To allow users to overwrite existing files, add the --allow-overwrite flag to the persistent volume. You must add all writes sequentially from the beginning of the file. You can't append files. Instead, you must replace existing content with new content. However, for directory buckets in the Amazon S3 Express One Zone storage class, you can append existing files. To do this, add the --incremental-upload flag to the persistent volume. Also, start from the end of the file to sequentially add all writes. For more information, see Reading and writing files and Configure on the GitHub website.

The Amazon S3 CSI driver mount point uses only static provisioning. You can't use dynamic provisioning, or create new buckets. Volumes that you mount on the mount point can't use all POSIX file system features. For more information, see Mountpoint for Amazon S3 file system behavior on the GitHub website. If your applications require complete file systems, then it's a best practice to use Amazon Elastic File System (Amazon EFS) or Amazon FSx.

Test the Amazon S3 CSI driver

To test the Amazon S3 CSI driver, deploy a sample application that uses static provisioning for the Pods. For steps and examples, see Static provisioning example on the GitHub website.
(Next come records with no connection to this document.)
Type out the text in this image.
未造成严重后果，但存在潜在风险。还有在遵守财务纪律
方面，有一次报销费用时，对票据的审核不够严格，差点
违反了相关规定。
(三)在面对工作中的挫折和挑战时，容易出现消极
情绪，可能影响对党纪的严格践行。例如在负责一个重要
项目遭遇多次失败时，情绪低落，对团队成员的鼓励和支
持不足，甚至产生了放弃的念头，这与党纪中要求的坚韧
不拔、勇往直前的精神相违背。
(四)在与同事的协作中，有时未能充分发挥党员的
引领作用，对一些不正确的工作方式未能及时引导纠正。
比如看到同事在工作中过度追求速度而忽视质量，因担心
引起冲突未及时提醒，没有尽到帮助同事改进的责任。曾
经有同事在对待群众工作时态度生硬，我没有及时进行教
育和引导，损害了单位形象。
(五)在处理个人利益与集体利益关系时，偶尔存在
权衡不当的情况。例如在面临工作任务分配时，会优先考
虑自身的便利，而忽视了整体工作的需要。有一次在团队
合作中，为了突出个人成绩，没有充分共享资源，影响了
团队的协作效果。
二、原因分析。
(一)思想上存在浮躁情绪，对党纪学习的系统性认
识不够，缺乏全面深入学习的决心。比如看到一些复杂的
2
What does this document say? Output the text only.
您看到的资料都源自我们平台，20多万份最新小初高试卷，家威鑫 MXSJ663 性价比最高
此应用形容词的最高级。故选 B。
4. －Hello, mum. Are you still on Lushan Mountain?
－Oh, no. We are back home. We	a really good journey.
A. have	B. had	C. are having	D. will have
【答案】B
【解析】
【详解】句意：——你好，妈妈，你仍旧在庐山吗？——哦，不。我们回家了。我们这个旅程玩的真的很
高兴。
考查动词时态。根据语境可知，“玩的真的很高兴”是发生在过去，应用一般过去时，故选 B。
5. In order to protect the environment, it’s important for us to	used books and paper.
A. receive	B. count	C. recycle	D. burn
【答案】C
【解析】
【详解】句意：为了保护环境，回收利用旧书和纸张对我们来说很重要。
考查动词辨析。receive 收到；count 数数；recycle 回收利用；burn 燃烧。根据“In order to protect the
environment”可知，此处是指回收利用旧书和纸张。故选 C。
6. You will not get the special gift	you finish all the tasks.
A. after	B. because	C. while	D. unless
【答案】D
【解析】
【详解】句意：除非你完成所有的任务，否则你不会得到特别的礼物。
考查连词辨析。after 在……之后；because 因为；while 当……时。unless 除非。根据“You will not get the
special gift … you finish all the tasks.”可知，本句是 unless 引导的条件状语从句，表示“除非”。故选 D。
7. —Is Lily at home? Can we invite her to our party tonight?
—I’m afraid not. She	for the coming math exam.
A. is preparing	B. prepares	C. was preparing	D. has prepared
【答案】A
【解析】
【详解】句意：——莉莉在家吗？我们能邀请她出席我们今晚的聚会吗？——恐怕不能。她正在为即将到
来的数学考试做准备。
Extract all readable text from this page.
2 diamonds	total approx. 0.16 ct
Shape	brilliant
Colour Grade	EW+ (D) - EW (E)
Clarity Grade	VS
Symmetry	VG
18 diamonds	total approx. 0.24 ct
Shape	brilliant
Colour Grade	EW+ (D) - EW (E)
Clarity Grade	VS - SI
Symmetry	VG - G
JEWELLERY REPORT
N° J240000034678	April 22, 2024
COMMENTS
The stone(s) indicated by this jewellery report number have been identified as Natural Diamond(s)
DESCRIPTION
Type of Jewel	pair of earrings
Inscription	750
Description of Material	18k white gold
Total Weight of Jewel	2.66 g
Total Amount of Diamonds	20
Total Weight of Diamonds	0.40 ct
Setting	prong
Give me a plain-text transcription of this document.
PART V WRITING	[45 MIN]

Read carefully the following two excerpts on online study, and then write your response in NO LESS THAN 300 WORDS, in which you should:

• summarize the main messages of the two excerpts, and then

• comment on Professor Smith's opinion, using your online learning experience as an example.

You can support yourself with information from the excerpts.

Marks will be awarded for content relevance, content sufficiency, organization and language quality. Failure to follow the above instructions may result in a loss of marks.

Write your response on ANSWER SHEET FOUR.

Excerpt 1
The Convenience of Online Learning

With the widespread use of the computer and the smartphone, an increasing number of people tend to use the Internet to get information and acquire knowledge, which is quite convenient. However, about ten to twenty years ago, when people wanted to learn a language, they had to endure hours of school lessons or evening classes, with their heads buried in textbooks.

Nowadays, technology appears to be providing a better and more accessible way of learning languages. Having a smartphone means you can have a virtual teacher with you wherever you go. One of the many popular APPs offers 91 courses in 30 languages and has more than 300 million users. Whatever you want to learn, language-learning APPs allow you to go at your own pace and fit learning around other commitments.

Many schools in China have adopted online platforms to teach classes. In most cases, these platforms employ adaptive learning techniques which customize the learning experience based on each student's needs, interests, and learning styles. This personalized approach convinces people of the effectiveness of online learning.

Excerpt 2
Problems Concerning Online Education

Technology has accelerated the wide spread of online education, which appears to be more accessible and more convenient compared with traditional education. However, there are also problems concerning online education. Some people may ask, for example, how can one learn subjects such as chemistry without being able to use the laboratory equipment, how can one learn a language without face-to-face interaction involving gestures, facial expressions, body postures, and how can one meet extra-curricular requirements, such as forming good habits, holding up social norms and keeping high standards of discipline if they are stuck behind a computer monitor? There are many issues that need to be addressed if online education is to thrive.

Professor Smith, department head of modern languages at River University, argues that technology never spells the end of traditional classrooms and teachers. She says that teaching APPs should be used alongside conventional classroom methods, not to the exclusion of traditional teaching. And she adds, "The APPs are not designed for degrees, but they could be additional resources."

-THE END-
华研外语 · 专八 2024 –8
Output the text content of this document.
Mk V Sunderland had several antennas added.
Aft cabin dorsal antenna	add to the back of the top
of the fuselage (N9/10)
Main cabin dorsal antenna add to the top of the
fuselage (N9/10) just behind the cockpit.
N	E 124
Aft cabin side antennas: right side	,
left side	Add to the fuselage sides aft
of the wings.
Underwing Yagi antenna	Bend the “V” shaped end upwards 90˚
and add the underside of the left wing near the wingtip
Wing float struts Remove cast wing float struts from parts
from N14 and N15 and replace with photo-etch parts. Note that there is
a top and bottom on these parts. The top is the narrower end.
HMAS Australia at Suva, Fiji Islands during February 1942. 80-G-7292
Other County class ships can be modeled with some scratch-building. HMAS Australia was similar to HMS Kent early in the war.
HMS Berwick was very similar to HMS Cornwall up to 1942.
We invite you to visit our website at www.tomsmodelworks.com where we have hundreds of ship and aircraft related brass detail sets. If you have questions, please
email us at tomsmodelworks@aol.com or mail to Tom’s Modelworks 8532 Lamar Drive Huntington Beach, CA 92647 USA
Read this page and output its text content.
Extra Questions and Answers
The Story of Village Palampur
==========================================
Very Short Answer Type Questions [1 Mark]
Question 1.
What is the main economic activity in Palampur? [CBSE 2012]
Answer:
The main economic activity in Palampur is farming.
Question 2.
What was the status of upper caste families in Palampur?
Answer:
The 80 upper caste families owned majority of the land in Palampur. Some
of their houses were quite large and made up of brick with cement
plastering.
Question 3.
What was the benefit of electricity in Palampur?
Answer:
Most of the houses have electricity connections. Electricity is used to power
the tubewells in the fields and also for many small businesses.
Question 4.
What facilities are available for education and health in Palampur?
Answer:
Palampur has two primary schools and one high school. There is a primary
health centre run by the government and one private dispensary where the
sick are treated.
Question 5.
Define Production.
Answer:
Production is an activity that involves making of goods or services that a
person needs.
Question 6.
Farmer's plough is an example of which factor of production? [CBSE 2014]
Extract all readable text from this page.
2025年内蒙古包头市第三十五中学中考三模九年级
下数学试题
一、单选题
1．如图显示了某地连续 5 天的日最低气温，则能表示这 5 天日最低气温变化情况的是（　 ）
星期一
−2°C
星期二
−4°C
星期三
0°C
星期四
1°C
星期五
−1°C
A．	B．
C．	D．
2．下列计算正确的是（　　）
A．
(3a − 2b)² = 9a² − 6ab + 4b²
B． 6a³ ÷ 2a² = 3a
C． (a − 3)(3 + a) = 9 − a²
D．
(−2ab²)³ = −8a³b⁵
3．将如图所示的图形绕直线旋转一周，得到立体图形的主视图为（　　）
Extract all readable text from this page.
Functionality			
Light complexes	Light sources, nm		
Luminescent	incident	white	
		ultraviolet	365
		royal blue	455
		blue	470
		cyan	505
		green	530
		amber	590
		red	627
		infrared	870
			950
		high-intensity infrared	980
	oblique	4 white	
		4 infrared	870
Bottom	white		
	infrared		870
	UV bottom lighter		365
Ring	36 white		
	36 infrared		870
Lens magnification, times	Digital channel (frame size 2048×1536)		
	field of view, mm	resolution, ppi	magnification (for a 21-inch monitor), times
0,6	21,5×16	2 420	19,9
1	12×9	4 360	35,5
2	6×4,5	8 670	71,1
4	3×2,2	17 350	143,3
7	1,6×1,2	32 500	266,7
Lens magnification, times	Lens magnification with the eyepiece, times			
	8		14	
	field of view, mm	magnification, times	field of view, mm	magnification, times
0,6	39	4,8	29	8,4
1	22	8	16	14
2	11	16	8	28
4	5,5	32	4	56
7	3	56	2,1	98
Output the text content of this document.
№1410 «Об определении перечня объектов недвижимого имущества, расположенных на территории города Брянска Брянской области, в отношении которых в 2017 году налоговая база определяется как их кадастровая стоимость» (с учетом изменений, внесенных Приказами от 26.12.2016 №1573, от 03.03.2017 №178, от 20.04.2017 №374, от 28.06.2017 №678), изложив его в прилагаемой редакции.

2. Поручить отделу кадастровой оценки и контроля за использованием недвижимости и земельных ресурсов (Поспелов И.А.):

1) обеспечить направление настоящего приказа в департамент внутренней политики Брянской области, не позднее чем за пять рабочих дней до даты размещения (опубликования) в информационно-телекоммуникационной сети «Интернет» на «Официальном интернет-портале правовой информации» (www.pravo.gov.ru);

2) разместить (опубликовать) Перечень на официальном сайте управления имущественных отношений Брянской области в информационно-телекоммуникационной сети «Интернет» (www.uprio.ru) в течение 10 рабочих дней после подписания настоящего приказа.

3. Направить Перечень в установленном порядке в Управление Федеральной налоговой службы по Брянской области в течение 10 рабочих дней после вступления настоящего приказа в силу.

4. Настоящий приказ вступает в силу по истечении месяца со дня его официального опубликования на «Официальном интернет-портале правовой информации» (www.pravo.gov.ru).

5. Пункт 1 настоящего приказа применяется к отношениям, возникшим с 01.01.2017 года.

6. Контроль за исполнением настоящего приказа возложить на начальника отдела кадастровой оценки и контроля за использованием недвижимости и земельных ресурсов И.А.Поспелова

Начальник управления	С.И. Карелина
Troubleshoot issues with the Amazon S3 CSI driver

Your Amazon S3 CSI driver isn't working as expected

To verify that the Amazon S3 CSI driver node Pods are running, run the following command:

kubectl get all -l app.kubernetes.io/name=aws-mountpoint-s3-csi-driver -n kube-system

To review the logs from the Amazon S3 CSI driver Pods, run the following command:

kubectl logs daemonset/s3-csi-node -n kube-system -c s3-plugin:

Make sure that the Amazon S3 bucket is in the same Region as the Amazon EKS cluster. If the bucket and cluster are in different Regions, then update the mountOptions to include the Region.

Example configuration:

apiVersion: v1
kind: PersistentVolume
metadata:
  name: s3-pv-1
spec:
  accessModes:
  - ReadWriteMany
  capacity:
    storage: 10Gi
  csi:
    driver: s3.csi.aws.com
    volumeAttributes:
      bucketName: bucket name
    volumeHandle: s3-csi-driver-volume
  mountOptions:
  - region us-west-2 
  - allow-other     
  persistentVolumeReclaimPolicy: Retain
  volumeMode: Filesystem

If the Amazon S3 CSI driver doesn't work on Bottlerocket Amazon Machine Images (AMIs), then run the following command to check the container image version:

kubectl get ds s3-csi-node -n kube-system -ojsonpath="{range .spec.template.spec.containers[*]}{.image}{'\n'}{end}"

In the command's output, make sure that the container image version is greater than or equal to v1.4.0. It's a best practice to use the latest Amazon S3 CSI driver version. For the latest version, see mountpoint-s3-csi-driver Releases on the GitHub website.

Users in your container can't access the Amazon S3 bucket

By default, only the user that mounted the S3 bucket can access your mounted directory. This occurs even when you configure permissions and ownership settings to allow other users in the container to access the bucket.

To allow other non-root users to access your mounted directory, update mountOptions to include the --allow-other option. To allow the root user to access your mounted directory as a different user, use --allow-root.

Example policy:

apiVersion: v1
kind: PersistentVolume
metadata:
  name: s3-pv-1
spec:
  accessModes:
  - ReadWriteMany
  capacity:
    storage: 10Gi
  csi:
    driver: s3.csi.aws.com
    volumeAttributes:
      bucketName: bucket name
    volumeHandle: s3-csi-driver-volume
  mountOptions:
  - region us-west-2
  - allow-other                        
  persistentVolumeReclaimPolicy: Retain
  volumeMode: Filesystem

You receive the "Volume capability not supported" error

When you use the Amazon S3 CSI driver, you might receive an error message that's similar to the following example:

"Warning FailedMount 39s (x8 over 104s) kubelet MountVolume.SetUp failed for volume "s3-pv-1" : rpc error: code = InvalidArgument desc = Volume capability not supported"

You receive the preceding error when you use an access mode that Amazon S3 CSI driver doesn't support, such as ReadWriteOncePod or ReadWriteOnce. You can use only ReadWriteMany or ReadOnlyMany access modes.